Fatou SOW : le féminisme et les traditions

« On entend souvent dire en Afrique que le féminisme est une importation occidentale et ne vient pas de nos traditions africaines. Mais je n’en veux pas de ces valeurs traditionnelles si elles me réduisent à ma fonction utérine ! »

Fatou SOW, sociologue sénégalaise

Fatou SOW, est une sociologue sénégalaise, pionnière du féminisme en Afrique. Elle est relativement critique vis-à-vis du féminisme « décolonial », apparu il y a peu dans le paysage français. « Ce féminisme­ là nous a seulement permis de nous poser comme femmes racisées – terme que je déteste ! Or, en Afrique, moi, je ne relève pas d’une minorité visible. L’afroféminisme ou le “black feminism” ne sont valables que pour l’Occident, pas pour l’Afrique. En fait, ce discours féministe décolonial actuel a du pouvoir parce qu’il vient d’Occident. On l’écoute davantage qu’on ne prête attention à ce que disent et pensent les féministes africaines. »

Autre point de désaccord : la question du voile. Alors que la militante Rokhaya Diallo défend la possibilité d’un féminisme voilé, Fatou Sow, musulmane et coordinatrice du réseau « Femmes sous lois musulmanes pour l’Afrique de l’Ouest», ne mâche pas ses mots. «Il n’y a pas de choix à porter le voile. C’est faux ! Le voile, c’est l’enfermement des femmes. Certaines féministes décoloniales en France en font aujourd’hui un symbole de résistance et de résilience des femmes, mais, en Egypte, dans les années 1920­1930, les femmes qui luttaient pour leur autonomie se sont battues contre le voile. La question est de savoir si j’ai besoin d’une identité musulmane et, si tant est que je la prenne, est-ce que c’est le voile qui va faire mon identité musulmane ? »

Pour Mamadou Diouf, directeur de l’Institut d’études africaines de l’université Columbia, à New York, qui lui reconnaît « le courage de dire ce que beaucoup n’osent aborder », « Fatou Sow n’a pas peur de partir à l’assaut des citadelles religieuses et des citadelles patriarcales fondées sur les traditions africaines. ».

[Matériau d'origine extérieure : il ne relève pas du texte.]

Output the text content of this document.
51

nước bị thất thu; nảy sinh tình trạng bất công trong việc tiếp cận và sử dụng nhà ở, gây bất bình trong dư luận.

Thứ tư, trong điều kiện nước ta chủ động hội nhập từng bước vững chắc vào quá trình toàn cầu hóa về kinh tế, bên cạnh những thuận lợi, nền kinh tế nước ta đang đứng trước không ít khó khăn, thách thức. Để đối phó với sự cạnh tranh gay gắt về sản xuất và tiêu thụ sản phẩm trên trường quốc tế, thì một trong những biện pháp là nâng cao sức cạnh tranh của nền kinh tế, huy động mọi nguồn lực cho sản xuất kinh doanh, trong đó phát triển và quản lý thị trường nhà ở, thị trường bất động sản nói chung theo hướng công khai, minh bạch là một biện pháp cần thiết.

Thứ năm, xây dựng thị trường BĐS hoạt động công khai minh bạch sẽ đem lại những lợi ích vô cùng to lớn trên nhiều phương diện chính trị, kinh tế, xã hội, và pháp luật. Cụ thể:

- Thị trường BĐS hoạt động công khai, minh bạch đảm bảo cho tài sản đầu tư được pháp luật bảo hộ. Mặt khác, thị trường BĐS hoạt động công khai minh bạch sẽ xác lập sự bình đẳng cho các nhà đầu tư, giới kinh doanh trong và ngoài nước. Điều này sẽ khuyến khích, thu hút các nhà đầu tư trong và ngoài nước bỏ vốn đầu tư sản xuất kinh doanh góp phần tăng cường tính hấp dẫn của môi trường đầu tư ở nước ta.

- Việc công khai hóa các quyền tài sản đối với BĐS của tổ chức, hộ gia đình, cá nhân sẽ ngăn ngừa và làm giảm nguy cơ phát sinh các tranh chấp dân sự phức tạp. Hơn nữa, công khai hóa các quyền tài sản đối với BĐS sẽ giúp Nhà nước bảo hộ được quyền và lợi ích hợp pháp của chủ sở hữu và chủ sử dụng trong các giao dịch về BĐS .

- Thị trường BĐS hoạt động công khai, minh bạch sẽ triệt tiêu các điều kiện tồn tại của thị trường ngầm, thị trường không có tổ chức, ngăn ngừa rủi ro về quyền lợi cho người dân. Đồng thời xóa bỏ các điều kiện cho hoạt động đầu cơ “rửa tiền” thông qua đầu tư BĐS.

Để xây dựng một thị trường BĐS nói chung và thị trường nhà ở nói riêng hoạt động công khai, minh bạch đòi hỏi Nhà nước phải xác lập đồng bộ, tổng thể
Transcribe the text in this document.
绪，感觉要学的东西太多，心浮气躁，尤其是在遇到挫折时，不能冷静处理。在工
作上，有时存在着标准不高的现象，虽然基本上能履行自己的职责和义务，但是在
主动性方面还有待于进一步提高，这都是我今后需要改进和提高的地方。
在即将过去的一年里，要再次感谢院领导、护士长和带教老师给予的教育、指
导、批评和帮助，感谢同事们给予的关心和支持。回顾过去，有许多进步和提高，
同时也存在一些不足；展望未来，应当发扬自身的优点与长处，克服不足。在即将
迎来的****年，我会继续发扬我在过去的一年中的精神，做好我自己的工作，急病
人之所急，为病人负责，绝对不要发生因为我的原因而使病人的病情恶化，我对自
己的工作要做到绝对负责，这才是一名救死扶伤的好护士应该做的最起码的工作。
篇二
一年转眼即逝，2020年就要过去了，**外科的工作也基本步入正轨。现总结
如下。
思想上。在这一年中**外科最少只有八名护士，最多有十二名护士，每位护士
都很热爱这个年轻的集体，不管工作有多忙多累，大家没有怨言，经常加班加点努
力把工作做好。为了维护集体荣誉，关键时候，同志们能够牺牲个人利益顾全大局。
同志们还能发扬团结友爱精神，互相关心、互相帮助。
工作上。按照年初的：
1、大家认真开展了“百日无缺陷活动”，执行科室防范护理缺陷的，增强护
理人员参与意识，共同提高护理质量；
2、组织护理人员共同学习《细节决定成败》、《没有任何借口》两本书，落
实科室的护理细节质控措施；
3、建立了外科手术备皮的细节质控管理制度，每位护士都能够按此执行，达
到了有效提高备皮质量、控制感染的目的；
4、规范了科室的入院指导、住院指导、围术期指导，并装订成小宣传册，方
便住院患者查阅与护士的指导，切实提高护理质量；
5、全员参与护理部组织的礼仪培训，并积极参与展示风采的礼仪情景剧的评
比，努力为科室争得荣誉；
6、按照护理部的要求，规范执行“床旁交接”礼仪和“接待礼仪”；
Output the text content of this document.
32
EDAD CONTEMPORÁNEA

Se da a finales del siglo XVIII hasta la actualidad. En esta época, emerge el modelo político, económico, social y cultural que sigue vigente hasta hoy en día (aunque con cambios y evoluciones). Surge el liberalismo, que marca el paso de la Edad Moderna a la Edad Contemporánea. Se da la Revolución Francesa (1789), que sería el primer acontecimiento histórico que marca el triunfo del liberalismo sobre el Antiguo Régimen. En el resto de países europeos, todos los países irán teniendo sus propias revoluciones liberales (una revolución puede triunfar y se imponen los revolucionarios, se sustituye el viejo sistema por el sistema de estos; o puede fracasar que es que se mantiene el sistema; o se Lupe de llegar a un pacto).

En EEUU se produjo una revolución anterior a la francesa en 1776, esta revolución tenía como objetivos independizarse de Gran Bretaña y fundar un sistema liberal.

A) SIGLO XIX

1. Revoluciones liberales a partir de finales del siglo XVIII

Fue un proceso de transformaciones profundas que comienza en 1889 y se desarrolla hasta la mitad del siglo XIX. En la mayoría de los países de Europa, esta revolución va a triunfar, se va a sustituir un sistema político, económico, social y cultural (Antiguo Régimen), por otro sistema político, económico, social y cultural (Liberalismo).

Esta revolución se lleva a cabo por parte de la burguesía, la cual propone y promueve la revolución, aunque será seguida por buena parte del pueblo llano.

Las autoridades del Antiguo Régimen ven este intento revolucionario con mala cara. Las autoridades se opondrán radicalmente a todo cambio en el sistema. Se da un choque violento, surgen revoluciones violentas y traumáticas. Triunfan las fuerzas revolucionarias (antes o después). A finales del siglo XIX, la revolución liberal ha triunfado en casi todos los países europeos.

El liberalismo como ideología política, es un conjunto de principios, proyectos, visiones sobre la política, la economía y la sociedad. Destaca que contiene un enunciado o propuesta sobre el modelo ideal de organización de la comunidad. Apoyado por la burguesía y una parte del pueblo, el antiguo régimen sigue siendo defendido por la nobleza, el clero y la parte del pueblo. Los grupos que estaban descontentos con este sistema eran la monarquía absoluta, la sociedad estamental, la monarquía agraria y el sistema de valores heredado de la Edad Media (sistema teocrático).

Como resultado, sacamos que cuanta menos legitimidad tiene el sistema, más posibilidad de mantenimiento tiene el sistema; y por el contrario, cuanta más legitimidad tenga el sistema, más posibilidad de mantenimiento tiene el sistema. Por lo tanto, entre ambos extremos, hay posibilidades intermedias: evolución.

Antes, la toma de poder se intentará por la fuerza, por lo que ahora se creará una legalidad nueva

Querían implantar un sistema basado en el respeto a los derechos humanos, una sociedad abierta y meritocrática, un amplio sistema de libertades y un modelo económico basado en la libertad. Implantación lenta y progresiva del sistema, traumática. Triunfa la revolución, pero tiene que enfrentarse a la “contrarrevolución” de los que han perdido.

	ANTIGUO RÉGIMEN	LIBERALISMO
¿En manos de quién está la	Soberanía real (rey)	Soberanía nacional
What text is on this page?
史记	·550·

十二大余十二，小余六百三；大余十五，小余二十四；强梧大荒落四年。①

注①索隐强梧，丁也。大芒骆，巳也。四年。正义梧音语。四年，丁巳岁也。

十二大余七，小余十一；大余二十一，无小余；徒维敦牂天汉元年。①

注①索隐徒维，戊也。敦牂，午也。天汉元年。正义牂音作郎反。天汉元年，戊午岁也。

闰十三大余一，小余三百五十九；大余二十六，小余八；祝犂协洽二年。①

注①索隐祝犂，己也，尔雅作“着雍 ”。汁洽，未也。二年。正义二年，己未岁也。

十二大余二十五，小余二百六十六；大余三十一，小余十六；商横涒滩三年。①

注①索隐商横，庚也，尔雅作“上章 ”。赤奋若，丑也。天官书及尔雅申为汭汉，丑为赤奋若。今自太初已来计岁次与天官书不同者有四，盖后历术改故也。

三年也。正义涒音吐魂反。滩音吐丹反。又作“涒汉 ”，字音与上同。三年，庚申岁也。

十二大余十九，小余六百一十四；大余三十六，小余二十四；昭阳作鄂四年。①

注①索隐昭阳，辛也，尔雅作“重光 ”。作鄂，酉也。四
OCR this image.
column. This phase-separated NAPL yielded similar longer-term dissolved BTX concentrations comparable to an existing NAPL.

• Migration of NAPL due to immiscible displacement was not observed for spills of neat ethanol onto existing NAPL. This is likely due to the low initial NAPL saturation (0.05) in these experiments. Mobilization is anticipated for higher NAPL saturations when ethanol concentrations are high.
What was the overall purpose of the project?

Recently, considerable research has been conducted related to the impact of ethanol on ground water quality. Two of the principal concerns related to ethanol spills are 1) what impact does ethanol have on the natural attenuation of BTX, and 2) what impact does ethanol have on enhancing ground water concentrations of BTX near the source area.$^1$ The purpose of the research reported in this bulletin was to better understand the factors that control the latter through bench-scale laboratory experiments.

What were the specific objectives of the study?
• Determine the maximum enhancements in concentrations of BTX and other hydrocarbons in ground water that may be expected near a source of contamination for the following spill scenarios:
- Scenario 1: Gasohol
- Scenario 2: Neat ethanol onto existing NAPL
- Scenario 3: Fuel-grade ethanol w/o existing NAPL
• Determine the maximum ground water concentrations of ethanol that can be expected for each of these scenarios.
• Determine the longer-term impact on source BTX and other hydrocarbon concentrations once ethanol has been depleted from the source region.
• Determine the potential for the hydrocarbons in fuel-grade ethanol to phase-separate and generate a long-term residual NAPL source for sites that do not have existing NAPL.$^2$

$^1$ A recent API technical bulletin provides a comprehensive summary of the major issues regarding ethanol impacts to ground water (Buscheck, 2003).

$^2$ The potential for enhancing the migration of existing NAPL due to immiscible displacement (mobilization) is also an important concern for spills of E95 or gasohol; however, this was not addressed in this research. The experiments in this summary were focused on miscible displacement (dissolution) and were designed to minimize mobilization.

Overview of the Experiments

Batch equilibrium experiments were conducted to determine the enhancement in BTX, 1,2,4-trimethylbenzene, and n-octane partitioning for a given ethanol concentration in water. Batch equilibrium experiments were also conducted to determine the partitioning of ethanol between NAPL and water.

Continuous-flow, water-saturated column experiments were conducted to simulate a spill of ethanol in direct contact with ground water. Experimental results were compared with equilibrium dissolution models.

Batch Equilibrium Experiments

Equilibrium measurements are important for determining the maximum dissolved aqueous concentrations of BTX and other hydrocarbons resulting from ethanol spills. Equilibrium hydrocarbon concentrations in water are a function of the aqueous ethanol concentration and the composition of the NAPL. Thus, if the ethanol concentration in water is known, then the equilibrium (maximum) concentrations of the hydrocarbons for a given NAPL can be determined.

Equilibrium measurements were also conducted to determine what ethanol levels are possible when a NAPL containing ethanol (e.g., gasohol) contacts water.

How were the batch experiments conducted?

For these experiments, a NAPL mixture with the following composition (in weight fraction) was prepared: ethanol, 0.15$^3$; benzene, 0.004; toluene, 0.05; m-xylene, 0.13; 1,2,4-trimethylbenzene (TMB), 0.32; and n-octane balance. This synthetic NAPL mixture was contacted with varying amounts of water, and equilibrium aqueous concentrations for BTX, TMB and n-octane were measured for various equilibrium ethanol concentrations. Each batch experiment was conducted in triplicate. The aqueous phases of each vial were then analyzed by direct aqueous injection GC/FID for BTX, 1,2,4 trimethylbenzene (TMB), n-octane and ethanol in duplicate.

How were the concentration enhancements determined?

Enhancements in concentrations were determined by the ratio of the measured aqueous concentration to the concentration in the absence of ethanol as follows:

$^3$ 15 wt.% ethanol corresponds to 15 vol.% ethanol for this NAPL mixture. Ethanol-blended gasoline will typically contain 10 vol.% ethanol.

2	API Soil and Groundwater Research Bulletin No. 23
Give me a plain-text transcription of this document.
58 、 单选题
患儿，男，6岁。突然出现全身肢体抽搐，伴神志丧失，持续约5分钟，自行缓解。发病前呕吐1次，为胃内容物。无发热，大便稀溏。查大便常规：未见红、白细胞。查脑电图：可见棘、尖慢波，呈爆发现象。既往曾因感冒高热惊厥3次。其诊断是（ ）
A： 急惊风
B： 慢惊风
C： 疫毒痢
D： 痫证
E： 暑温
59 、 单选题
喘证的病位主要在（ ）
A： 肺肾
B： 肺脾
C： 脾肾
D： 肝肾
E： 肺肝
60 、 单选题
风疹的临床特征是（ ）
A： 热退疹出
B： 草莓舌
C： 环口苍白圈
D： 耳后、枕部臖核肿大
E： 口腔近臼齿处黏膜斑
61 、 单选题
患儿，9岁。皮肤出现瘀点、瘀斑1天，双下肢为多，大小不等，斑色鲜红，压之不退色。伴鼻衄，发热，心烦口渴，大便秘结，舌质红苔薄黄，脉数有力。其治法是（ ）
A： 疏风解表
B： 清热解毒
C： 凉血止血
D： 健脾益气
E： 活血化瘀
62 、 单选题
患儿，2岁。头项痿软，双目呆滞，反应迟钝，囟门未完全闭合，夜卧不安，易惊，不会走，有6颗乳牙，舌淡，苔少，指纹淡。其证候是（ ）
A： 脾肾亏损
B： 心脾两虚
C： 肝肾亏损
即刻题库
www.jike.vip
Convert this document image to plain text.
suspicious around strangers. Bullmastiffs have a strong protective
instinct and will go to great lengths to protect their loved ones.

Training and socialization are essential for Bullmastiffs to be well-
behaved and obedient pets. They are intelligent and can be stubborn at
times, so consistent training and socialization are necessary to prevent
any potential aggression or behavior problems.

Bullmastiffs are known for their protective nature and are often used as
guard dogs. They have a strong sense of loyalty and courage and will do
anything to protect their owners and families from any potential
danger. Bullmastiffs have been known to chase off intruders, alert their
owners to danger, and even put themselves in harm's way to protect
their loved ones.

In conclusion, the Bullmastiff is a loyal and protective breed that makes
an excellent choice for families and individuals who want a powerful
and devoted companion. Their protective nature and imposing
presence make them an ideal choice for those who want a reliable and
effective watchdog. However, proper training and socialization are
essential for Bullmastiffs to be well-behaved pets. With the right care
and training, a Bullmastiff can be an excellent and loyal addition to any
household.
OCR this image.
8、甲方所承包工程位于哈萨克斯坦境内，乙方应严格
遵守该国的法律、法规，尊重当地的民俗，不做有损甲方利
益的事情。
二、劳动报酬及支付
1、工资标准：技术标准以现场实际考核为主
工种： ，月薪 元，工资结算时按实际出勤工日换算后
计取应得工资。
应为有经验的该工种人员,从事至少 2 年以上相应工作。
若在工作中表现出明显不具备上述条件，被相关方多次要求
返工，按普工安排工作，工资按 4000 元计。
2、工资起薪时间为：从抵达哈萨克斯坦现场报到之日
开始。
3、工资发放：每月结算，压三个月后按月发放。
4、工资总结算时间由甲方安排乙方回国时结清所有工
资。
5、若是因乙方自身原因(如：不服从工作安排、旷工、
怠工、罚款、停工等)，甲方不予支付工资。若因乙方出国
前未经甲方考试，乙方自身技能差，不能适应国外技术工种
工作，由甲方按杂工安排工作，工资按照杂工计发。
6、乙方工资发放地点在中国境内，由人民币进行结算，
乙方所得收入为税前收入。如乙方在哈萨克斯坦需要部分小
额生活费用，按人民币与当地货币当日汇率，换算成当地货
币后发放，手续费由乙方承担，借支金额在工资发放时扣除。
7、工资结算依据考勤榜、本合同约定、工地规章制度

La sociologue constate, en effet, que les Africaines doivent faire face à différents fondamentalismes religieux (islamique ou chrétiens, notamment catholique et protestant) mais aussi culturels, qui entendent gérer et les corps et les âmes des femmes. «La manière de pratiquer l’islam en Afrique a changé. On assiste à une réarabisation de l’islam et à une réreligionisation, si je puis m’exprimer ainsi, de la culture sous l’influence des monarchies arabes et de leurs pétrodollars », dénonce celle pour qui la laïcité est une condition sine qua non du droit des femmes. Fatou Sow s’inscrit en faux contre le féminisme islamique qui, selon elle, «va chercher dans un texte vieux de quatorze siècles des manières de libérer les femmes aujourd’hui».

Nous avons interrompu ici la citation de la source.